Он «выкладывает» идею. Она не так уж оригинальна, довольно рискованна, но рациональное зерно в ней есть. Попробовать можно.
Радист сообщает последние координаты торпедоносцев. Смотрю на карту: траверз мыса Херсонес.
- Включай передатчик!
Под нами море. До каравана добрых километров тридцать. Оттуда наш самолет не виден, но радиолокаторы, если они есть на транспорте, все равно следят за нами. Пусть следят, так и надо. Зато ударную группу, идущую на малой высоте, локаторы пока «не берут». А это - главное.
На юге, далеко над морем, возникают черные точки. Они быстро растут, приближаются, у них вырастают крылья. Шесть крылатых теней. Это наши торпедоносцы. Они тоже заметили нас.
- Курс! - слышу голос ведущего.
Это значит: идти прямо на караван, который им пока не виден.
- Пошли, брат Володимир! - говорит Уткин.
- Пошли!
Миня переводит самолет в крутое планирование, нацеливается прямо на транспорт. Моторы ревут, свист за бортом нарастает с каждой секундой. Стрелка указателя скорости медленно, но неуклонно ползет вниз, а крупная белая стрелка альтиметра ошалело отсчитывает потерянные сотни метров высоты.

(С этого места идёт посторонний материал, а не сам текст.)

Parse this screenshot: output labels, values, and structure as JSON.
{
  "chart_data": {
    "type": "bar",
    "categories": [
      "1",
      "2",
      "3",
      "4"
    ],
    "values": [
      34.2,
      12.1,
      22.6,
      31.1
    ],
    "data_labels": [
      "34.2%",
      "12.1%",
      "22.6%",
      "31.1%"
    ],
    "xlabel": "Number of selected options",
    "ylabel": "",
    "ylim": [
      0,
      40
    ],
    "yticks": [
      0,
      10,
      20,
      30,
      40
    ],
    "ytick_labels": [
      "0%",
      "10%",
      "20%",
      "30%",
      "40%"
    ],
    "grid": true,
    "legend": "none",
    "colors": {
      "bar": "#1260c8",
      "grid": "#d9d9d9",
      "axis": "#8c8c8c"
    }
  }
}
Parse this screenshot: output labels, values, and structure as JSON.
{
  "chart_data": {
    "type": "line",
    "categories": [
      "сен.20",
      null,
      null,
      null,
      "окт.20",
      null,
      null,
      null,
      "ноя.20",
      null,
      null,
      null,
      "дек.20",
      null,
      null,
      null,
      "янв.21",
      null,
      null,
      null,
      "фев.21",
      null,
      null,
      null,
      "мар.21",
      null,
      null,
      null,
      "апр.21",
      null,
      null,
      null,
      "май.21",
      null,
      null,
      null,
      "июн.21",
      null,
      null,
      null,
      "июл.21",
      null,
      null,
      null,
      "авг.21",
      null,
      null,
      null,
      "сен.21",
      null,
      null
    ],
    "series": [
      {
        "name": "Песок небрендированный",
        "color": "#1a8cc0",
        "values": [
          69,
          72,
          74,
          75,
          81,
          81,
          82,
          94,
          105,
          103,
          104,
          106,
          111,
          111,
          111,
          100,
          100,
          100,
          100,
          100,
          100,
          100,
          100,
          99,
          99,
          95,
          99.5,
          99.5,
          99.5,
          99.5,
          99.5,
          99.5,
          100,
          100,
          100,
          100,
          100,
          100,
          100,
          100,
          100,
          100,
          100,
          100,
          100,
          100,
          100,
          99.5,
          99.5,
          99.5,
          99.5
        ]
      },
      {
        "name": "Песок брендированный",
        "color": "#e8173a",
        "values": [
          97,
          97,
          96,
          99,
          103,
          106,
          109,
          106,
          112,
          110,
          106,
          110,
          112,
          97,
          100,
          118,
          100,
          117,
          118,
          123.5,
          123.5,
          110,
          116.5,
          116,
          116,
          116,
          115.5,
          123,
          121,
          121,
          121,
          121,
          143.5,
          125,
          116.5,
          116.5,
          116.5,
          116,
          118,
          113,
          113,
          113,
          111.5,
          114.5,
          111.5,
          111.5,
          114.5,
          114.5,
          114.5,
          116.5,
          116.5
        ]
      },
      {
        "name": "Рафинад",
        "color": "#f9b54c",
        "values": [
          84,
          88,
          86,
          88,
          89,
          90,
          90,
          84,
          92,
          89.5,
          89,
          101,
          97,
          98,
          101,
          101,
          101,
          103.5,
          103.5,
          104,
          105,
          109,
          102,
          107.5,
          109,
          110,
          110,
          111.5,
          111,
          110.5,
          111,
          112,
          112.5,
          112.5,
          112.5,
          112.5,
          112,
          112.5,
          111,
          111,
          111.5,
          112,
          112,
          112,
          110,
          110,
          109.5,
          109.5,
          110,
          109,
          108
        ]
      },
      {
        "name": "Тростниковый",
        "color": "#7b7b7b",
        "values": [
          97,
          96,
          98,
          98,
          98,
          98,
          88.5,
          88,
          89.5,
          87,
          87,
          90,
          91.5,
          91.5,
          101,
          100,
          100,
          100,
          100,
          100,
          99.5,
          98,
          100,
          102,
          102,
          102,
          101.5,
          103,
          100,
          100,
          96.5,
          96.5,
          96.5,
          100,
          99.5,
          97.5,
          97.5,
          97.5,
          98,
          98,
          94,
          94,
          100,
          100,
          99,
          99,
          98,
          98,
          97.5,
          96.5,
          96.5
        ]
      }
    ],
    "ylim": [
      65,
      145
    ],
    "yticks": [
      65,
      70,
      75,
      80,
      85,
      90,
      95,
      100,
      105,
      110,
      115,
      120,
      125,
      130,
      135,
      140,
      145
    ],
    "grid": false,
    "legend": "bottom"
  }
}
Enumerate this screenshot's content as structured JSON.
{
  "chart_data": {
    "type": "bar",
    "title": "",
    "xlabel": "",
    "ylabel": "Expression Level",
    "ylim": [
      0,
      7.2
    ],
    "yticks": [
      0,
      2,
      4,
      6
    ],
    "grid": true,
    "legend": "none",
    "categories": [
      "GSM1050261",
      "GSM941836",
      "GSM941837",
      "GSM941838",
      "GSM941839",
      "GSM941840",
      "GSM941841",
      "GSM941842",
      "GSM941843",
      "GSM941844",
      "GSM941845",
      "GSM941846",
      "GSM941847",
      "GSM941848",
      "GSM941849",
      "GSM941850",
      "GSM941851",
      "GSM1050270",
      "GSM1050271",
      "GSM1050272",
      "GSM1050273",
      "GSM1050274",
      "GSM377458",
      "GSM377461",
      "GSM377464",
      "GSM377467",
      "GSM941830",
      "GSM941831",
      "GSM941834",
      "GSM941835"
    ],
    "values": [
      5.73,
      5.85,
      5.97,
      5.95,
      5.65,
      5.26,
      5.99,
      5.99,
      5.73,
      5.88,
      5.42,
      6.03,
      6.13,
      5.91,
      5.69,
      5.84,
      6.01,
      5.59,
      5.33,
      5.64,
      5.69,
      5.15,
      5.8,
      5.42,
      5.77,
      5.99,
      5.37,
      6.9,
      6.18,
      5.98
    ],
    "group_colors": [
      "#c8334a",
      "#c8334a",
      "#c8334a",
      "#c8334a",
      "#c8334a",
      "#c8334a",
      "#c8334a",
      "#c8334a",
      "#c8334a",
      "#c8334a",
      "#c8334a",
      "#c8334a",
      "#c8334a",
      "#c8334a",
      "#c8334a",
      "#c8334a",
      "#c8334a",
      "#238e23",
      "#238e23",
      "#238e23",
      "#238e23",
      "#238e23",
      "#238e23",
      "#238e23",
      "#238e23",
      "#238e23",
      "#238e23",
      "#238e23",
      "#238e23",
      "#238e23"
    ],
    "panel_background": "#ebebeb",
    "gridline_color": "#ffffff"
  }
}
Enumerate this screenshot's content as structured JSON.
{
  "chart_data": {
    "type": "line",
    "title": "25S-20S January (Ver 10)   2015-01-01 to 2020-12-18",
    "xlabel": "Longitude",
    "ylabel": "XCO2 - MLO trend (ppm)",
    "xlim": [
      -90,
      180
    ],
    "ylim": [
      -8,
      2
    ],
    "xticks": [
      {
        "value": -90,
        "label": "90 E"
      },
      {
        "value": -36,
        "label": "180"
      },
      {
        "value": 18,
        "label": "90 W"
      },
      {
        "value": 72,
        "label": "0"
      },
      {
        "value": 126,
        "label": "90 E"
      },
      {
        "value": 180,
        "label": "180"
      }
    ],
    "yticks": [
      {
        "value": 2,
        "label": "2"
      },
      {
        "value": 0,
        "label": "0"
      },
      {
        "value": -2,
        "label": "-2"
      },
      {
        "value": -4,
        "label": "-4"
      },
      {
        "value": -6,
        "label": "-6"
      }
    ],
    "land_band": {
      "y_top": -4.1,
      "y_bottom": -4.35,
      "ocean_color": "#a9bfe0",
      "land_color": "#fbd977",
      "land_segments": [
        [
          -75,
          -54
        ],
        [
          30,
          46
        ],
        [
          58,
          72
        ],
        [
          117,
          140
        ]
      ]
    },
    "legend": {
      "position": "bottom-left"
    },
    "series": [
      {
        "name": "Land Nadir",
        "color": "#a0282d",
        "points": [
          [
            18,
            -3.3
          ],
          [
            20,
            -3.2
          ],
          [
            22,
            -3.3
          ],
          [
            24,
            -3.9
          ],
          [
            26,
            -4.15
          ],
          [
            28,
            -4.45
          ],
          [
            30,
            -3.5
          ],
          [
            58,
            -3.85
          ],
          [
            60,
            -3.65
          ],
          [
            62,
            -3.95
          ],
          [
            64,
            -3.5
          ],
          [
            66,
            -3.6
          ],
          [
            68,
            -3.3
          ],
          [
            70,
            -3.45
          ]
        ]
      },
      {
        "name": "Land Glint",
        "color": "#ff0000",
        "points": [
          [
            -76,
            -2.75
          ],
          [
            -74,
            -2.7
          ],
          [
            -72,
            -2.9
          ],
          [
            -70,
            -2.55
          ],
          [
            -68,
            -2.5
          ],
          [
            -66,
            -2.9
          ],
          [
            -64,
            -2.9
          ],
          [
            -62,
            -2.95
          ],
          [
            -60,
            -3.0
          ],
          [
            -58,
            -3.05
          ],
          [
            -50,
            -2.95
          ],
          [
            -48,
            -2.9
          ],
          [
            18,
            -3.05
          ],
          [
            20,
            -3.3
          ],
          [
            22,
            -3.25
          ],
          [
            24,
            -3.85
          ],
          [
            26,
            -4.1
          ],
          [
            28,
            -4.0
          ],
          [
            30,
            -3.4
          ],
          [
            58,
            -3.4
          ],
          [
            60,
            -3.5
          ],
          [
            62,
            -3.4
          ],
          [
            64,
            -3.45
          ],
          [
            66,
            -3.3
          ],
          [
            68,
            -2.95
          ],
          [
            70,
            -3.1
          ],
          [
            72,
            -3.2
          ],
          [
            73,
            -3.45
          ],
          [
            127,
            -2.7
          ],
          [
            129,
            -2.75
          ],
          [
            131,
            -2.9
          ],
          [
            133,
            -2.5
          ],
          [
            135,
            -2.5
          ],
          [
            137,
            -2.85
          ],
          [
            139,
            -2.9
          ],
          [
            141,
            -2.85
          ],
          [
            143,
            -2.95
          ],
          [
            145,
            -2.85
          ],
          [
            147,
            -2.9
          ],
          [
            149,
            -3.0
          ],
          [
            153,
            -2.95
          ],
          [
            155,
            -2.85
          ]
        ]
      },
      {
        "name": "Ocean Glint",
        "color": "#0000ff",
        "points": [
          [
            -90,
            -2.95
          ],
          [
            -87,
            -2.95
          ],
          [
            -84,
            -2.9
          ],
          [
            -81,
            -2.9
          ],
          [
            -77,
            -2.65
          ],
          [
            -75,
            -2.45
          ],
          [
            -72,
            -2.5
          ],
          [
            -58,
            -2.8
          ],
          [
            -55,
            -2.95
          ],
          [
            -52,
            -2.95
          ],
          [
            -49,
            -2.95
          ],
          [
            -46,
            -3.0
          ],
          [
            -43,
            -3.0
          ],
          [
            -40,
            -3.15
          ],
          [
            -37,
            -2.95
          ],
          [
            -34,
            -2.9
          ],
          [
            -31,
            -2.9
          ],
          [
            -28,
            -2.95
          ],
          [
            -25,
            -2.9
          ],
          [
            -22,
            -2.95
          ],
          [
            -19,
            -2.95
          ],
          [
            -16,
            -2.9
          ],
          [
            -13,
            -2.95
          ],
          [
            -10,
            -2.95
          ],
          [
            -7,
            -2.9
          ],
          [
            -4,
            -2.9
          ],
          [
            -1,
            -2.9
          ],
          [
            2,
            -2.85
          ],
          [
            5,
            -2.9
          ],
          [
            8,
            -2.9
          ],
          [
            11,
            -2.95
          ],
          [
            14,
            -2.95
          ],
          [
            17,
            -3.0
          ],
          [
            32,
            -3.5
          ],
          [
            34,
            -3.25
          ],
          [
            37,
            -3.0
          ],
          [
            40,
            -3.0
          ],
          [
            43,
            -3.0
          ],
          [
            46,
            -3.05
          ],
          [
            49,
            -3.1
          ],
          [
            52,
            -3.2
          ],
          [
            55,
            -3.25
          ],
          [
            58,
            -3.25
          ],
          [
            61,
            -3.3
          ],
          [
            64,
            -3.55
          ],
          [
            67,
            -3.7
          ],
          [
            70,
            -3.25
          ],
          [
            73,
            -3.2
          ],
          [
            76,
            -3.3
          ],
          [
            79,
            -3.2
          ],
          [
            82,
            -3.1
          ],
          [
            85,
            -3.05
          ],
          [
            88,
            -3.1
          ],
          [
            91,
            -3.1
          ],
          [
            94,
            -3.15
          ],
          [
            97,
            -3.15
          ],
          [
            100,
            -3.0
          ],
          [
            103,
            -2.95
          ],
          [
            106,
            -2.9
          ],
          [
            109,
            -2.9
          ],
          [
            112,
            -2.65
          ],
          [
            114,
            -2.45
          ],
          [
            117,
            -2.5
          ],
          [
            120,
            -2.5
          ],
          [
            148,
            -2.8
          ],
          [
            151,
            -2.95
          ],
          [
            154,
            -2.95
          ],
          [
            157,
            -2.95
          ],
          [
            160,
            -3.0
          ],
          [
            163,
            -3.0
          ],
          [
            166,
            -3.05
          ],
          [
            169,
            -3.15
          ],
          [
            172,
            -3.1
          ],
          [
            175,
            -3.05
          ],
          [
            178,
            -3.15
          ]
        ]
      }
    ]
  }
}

В этом и заключалась идея Уткина: разогнать самолет до предела на снижении, проскочить над караваном и увести за собой немецкие истребители. Они, конечно, кинутся за нами, подумают, что мы собираемся бомбить, а в это время внизу ударят торпедоносцы.
Стрелка альтиметра продолжает отсчитывать потерянную высоту. Тысячу, две тысячи, три тысячи потеряно… Гул моторов и свист рассекаемого на огромной скорости [178] воздуха нарастает. Самолет мелко подрагивает. Оглядываюсь на Уткина: губы сжаты, прищуренными глазами он впился в транспорт и, кроме него, кажется, ничего больше не видит. Для нас сейчас главное - скорость. Но нужно следить и за тем, чтобы не потерять слишком много высоты.
Говорю стрелкам:
- Внимание за воздухом!
Глянул на альтиметр: высота около четырех тысяч метров. Больше снижаться нельзя.
- Миня, горизонт!
Нос самолета полез вверх, замер на линии горизонта, но моторы взревели еще сильнее: Миня включил форсаж. Истребители кинулись к нам наперерез, но они ниже, а с набором высоты нас не догнать.
- Клюнули! - кричу Уткину. - Пошли за нами. Отворачиваем влево, в море.
Уходим к Тарханкуту уже не снижаясь, а набирая высоту. Стрелки докладывают:
- «Мессеры» уже близко, ниже нас.
- Внимание! Проверьте пулеметы, - говорю стрелкам.
«Ду- ду-ду! Ду-ду-ду!»
- Порядок - работают как часы.
- Заходят в атаку.
«Ду- ду-ду! Ду-ду-ду!» Это уже огонь по «худым».
И вдруг радостный крик Виктора Бондарева:
- Ура! Транспорт накрылся!
Я оглядываюсь назад: над транспортом огромная шапка взрыва. Она медленно расползается, совершенно закрывая корабль.
Бондарев сообщает:
- «Худые» бросили нас, кинулись к каравану.
Ясное дело, теперь им не до нас. Говорю Уткину:
- Надо пройти над караваном, зафиксировать результат.
- Пошли, - отвечает Уткин.
Проходим прямо над транспортом, он, окутанный дымом, лежит на боку, вот-вот погрузится в морскую пучину. Фотографирую. Маленькие «охотники» мечутся вокруг, оставляя позади белые буруны, видимо, спасают тонущих. Не видно и истребителей в воздухе. Наверное, погнались за торпедоносцами.
Уходим в море подальше, обходим мыс Херсонес. Теперь курс - на аэродром. [179]
Торпедоносцы радируют: задание выполнено, возвращаемся без потерь.
Все хорошо. Миня улыбается. Таким веселым в воздухе я его еще не видел. И погода - чудо! Уже виден гористый берег. Скоро аэродром.
И вдруг Миня говорит:
- Салютнуть бы!
- Что-что? - не понял я.
- Салютнуть бы, - повторяет Уткин.
Когда после успешного воздушного боя возвращаются «домой» истребители, они проходят низко над аэродромом, потом делают крутую «горку» и дают длинную пулеметную очередь, иногда - несколько, в зависимости от того, сколько сбили вражеских самолетов. Так сказать, рапортуют о победе. Торпедоносцы и бомбардировщики тоже начали салютовать, особенно после удачных ударов по кораблям в море. Каждый потопленный вражеский транспорт - салют! Разведчики же такой привилегии не имели. И в самом деле: о чем салютовать разведчику? Об удачной фоторазведке порта? Об обнаруженных на переходе кораблях? Но обнаружить - это еще не значит уничтожить. В общем, неброская у разведчиков работа. Потому о салютах среди них даже разговоров не возникало. И вот Миня заявляет: «Салютнуть бы».